В уголовном суде дела текут столь же медленно, как и в гражданской управе. Сажают в тюрьму без разбора; почему иногда невинные, еще до рассмотрения их обвинений, от заразительного пара и омерзительной нечистоты умирают в оных. В сравнении совершаемых здесь убийств, смертная казнь очень редко бывает. В уголовном преступлении, не смотря на несомнительные обличения, закон требует добровольного признания; но доколе преступник не признался, его сажают в тюрьму, и если в сей гробнице, лишенной света и воздуха, высидит он четыре года, то отсылают на галеры. Тому несчастному, которому уже прочтен смертный приговор, дается для оправдания отсрочка на месяц; тут нельзя не заметить благотворной цели законов. В сию ужасную для осужденного отсрочку; к защите его является так называемый стряпчий бедных, на которого праводушие и честность всякой несчастный положиться может; ибо Король на почтенное звание сие обращает особенное свое внимание и [120] избирает в оное наиболее мужей бескорыстных, богатых, а более всего кротких и великодушных.

В столь многих недостатках, в сем хаосе гражданского управления, которого беспорядки конечно угнетать могут подданных более самой войны, есть и нечто доброе. Я разумею сословие стряпчих, которые, не подражая и не следуя правилу собратий своих: “любить ябеду и жить на разорении тяжущихся”, имеют свое честолюбие и свою славу. Первостатейные стряпчие добрыми делами своими заслужили в обществе великое уважение. Они, имея надзор над младшими, без просьбы берут на себя защищать бедняка от неправд богатого; берут на себя все издержки судопроизводства и ни под каким видом и малейшего знака признательности за труды в таком случае не принимают. Другие не иначе принимают на себя ходатайство по делу, как по убеждении в правоте и справедливости просящего, и если сии получают условленную плату, то равно как и первые могут гордиться именем защитника невинности. Объявление судебных приговоров рождает удивительное соревнование и есть основание той чести и правоты, которая без робости в благородном стремлении заслужить одобрение и похвалу благомыслящих, в судах смело возвышает глас истины, часто изъясняется в оскорбительных выражениях на [121] счет Правительства, и к чести Короля должно сказать, что он сих достойных людей особенно уважает и старается отличать их своею милостью и лаской. Пример такого поведения первостепенных стряпчих имеет благотворное влияние и на подчиненных, видящих, что одно средство нажиться честным образом, есть заслужить доверенность публики, которая не иначе приобретается как прилежанием, знанием и бескорыстием. Труд их не остается без награды, ибо более известные доктора прав, имеют значительные имущества.

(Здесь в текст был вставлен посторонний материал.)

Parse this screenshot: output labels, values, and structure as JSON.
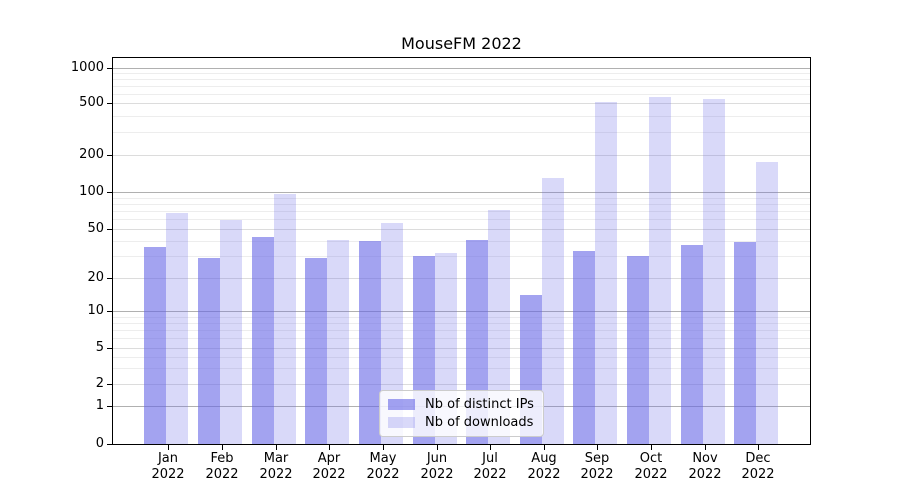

Власть Короля. — Доходы. — Войска.

Власть Короля неограниченна; она подкрепляется любовью народа, и ныне, со времени пребывания его в Сицилии, от феодальной системы едва ли тень осталась. Могущество дворянства от многих причин ослабло и Королю для присвоения законным образом власти баронства препятствуют нынешние его стесненные обстоятельства, политическая его зависимость от англичан, а наиболее то, что от лишения дворянства вдруг всех преимуществ, народ неминуемо был бы разорен; Престол лишился бы сильной опоры, казна от своевольства праздного народа лишилась бы большой части доходов, и Король вместо беспорядков от малого числа дворян [122] происходящих, долженствовал бы бороться с буйством толпы невежей, которые до сего времени удерживались в должном повиновении только властью и попечением дворян. Освободить народ от всякой подчиненности, к которой он уже привык, значило бы дать ему оружие и против у самой Самодержавной власти, от которой неминуемо он стал бы требовать не одних повелений; но и причин, побуждающих к объявлению оных; ибо вольность народа с самовластием несовместна.

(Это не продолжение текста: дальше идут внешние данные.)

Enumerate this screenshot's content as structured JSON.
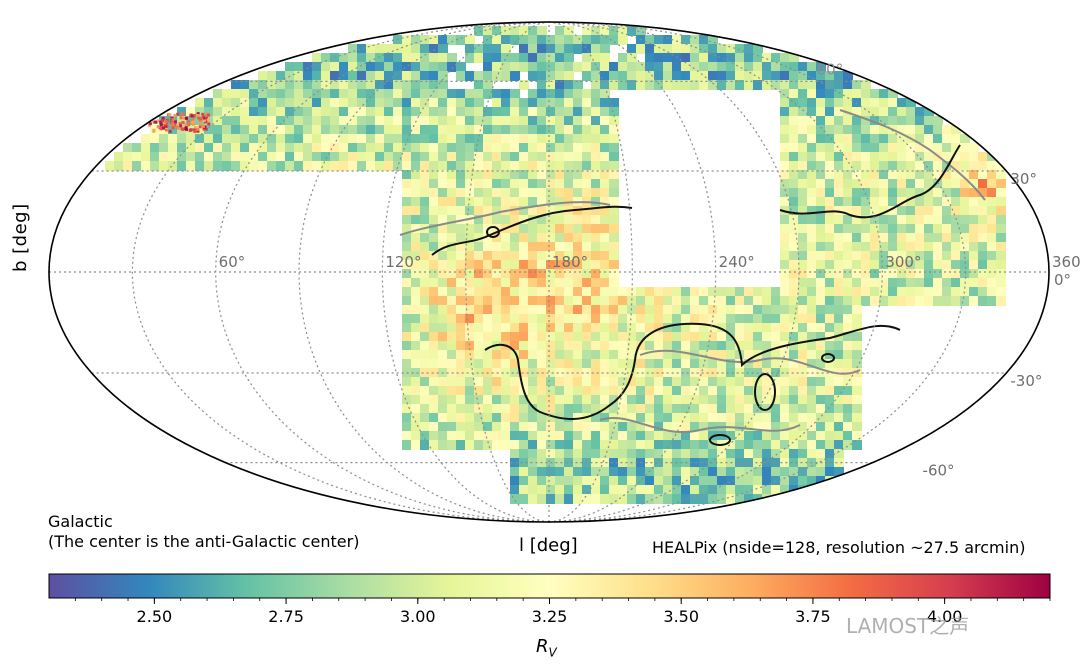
{
  "chart_data": {
    "type": "heatmap",
    "projection": "Mollweide (all-sky, Galactic coordinates)",
    "ylabel": "b [deg]",
    "xlabel": "l [deg]",
    "annotation_left": [
      "Galactic",
      "(The center is the anti-Galactic center)"
    ],
    "annotation_right": "HEALPix (nside=128, resolution ~27.5 arcmin)",
    "longitude_ticks": [
      "360°",
      "300°",
      "240°",
      "180°",
      "120°",
      "60°"
    ],
    "latitude_ticks": [
      "30°",
      "0°",
      "-30°",
      "-60°"
    ],
    "latitude_tick_labels_partial": [
      "60°"
    ],
    "colorbar": {
      "label": "R",
      "label_sub": "V",
      "range": [
        2.3,
        4.2
      ],
      "ticks": [
        "2.50",
        "2.75",
        "3.00",
        "3.25",
        "3.50",
        "3.75",
        "4.00"
      ],
      "tick_values": [
        2.5,
        2.75,
        3.0,
        3.25,
        3.5,
        3.75,
        4.0
      ],
      "colormap": "Spectral_r",
      "colors": [
        "#5e4fa2",
        "#3288bd",
        "#66c2a5",
        "#abdda4",
        "#e6f598",
        "#ffffbf",
        "#fee08b",
        "#fdae61",
        "#f46d43",
        "#d53e4f",
        "#9e0142"
      ]
    },
    "grid": true
  },
  "watermark": "LAMOST之声"
}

Государственный годовой доход, состояний из разных податей и сборов, простирается до 5.000.000 рублей, Регулярных войск, включая и гвардию, считается 22.000. Солдаты хотя не так выправлены, не так ловко маршируют, однако ж, стреляют исправно и очень метко. Конница легка, и на прекрасных лошадях. Войско одето красиво и даже богато; содержание получает безнужное; но что всего важнее, оживлено духом мужества. Многие полагают, что итальянцы вообще не способны к военной службе; но сие, говоря вообще, несправедливо. Италия во все времена славилась хорошими генералами, и хотя итальянцы не походят более на римлян и изнежены до того, что солдаты не имеют воинственного вида; однако ж, если они подчинены будут искусному генералу, то [123] никакому народу не уступят в храбрости. Итальянские войска, под предводительством Наполеона столько отличившаяся во многих сражениях, особенно в Ваграмской битве, мнение о их неспособности могут совершенно опровергнуть. Сицилийские гренадеры, под начальством герцога Гессен-Филипстальского, защищавшие Гаэту, также заслужили имя храбрых даже и от самых французов, которые не всегда и не очень охотно отдают справедливость своим неприятелям.

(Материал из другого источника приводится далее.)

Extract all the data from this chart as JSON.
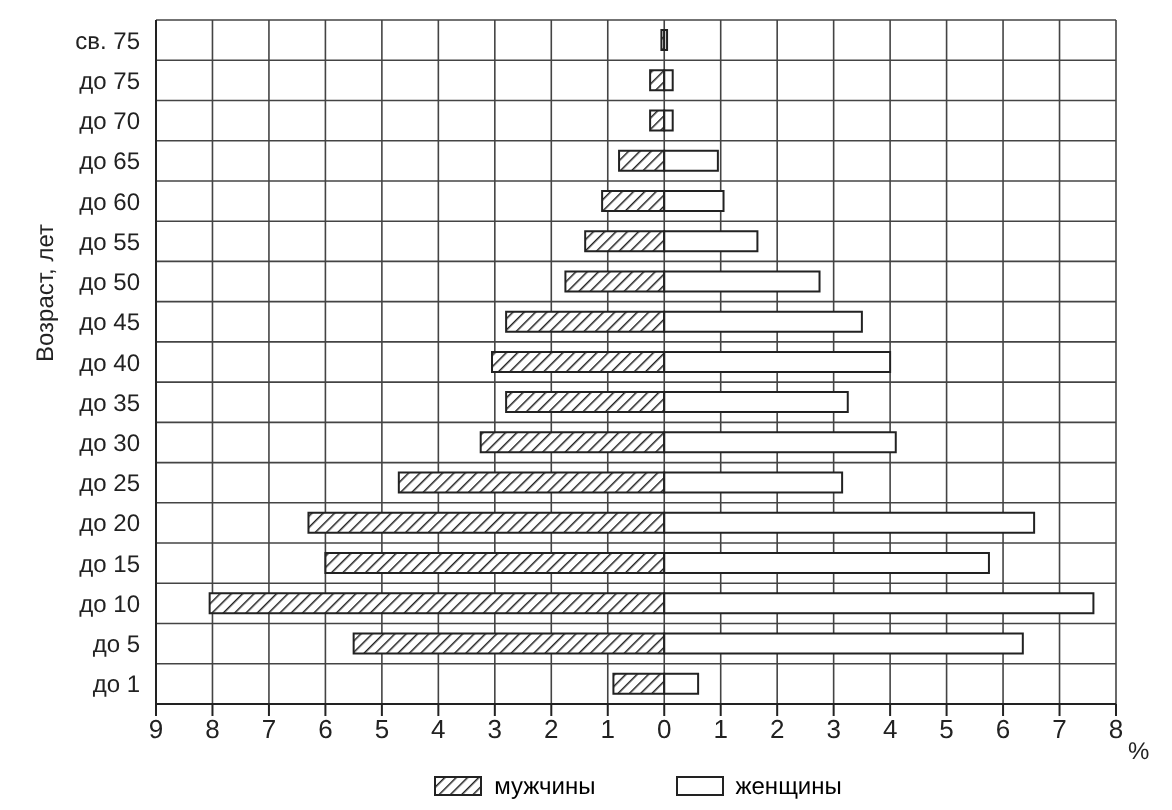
{
  "chart_data": {
    "type": "bar",
    "orientation": "horizontal",
    "stacked": true,
    "ylabel": "Возраст, лет",
    "xlabel": "%",
    "categories": [
      "св. 75",
      "до 75",
      "до 70",
      "до 65",
      "до 60",
      "до 55",
      "до 50",
      "до 45",
      "до 40",
      "до 35",
      "до 30",
      "до 25",
      "до 20",
      "до 15",
      "до 10",
      "до 5",
      "до 1"
    ],
    "series": [
      {
        "name": "мужчины",
        "color": "#222222",
        "values": [
          -0.05,
          -0.25,
          -0.25,
          -0.8,
          -1.1,
          -1.4,
          -1.75,
          -2.8,
          -3.05,
          -2.8,
          -3.25,
          -4.7,
          -6.3,
          -6.0,
          -8.05,
          -5.5,
          -0.9
        ]
      },
      {
        "name": "женщины",
        "color": "#ffffff",
        "values": [
          0.05,
          0.15,
          0.15,
          0.95,
          1.05,
          1.65,
          2.75,
          3.5,
          4.0,
          3.25,
          4.1,
          3.15,
          6.55,
          5.75,
          7.6,
          6.35,
          0.6
        ]
      }
    ],
    "xlim": [
      -9,
      8
    ],
    "xticks": [
      {
        "value": -9,
        "label": "9"
      },
      {
        "value": -8,
        "label": "8"
      },
      {
        "value": -7,
        "label": "7"
      },
      {
        "value": -6,
        "label": "6"
      },
      {
        "value": -5,
        "label": "5"
      },
      {
        "value": -4,
        "label": "4"
      },
      {
        "value": -3,
        "label": "3"
      },
      {
        "value": -2,
        "label": "2"
      },
      {
        "value": -1,
        "label": "1"
      },
      0,
      1,
      2,
      3,
      4,
      5,
      6,
      7,
      8
    ],
    "grid": true,
    "legend": "bottom"
  }
}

В начале 1808 года, когда в Неаполе готовилась экспедиция для покорения Сицилии, Фердинанд объявил об опасности отечества. Народ, дворянство, духовенство, все сословия вообще изъявили неожиданную многими готовность умереть за Короля. При сем обнаружилась закоренелая ненависть Сицилийцев к неаполитанцам. Народ гласно просил дать им начальников из природных сицилийцев, и когда Король снизошел на просьбу сию, то за три недели явились добровольно на службу 52.000 человек подвижной милиции, кои иждивением дворянства были уже одеты, а оружием снабжены англичанами. Нам приятно было видеть, что мундир и экзерциция сего народного ополчения были точно такие, какие наша пехота имела в царствование Императрицы Екатерины II.

С некоторого времени носились слухи, будто Британское Правительство [124] вознамерилось воспользоваться бессилием Короля и предложить ему за корону пансион; но едва милиция стала под ружье, все неприятные вести умолкли, и конечно оные были неосновательны; ибо англичане, занимавшие Мессину, Катаньо, Сиракузы и Мелацо, будучи малочисленны для защищений сих крепостей от французов, и как сохранение Сицилии было им необходимо для удержания Мальты; то все укрепленные места, против Калабрии лежащие, были сданы без малейшего сопротивления Королевским войскам, и англичане, до сего бывшие господами, сделались гостями; войска их остались в тех же крепостях под названием вспомогательных; сверх того от Английского Парламента назначено Королю пособие, для содержания в готовности всей его армии. Со всей вероятностью сказать можно, что Наполеон в покорении Сицилии встретит многие препятствия, он не найдет здесь своей партии; ибо хотя и есть недовольные Правительством, но сии, равно как и преданные, страшатся его владычества. Сицилийцы еще не забыли тиранства нормандских пришлецов, и они еще те же самые, которые на сицилийской вечери обагрили руки в крови французов.

Флот Неаполитанского Короля состоит из одного корабля, 3 фрегатов и 20 канонирских лодок. [125]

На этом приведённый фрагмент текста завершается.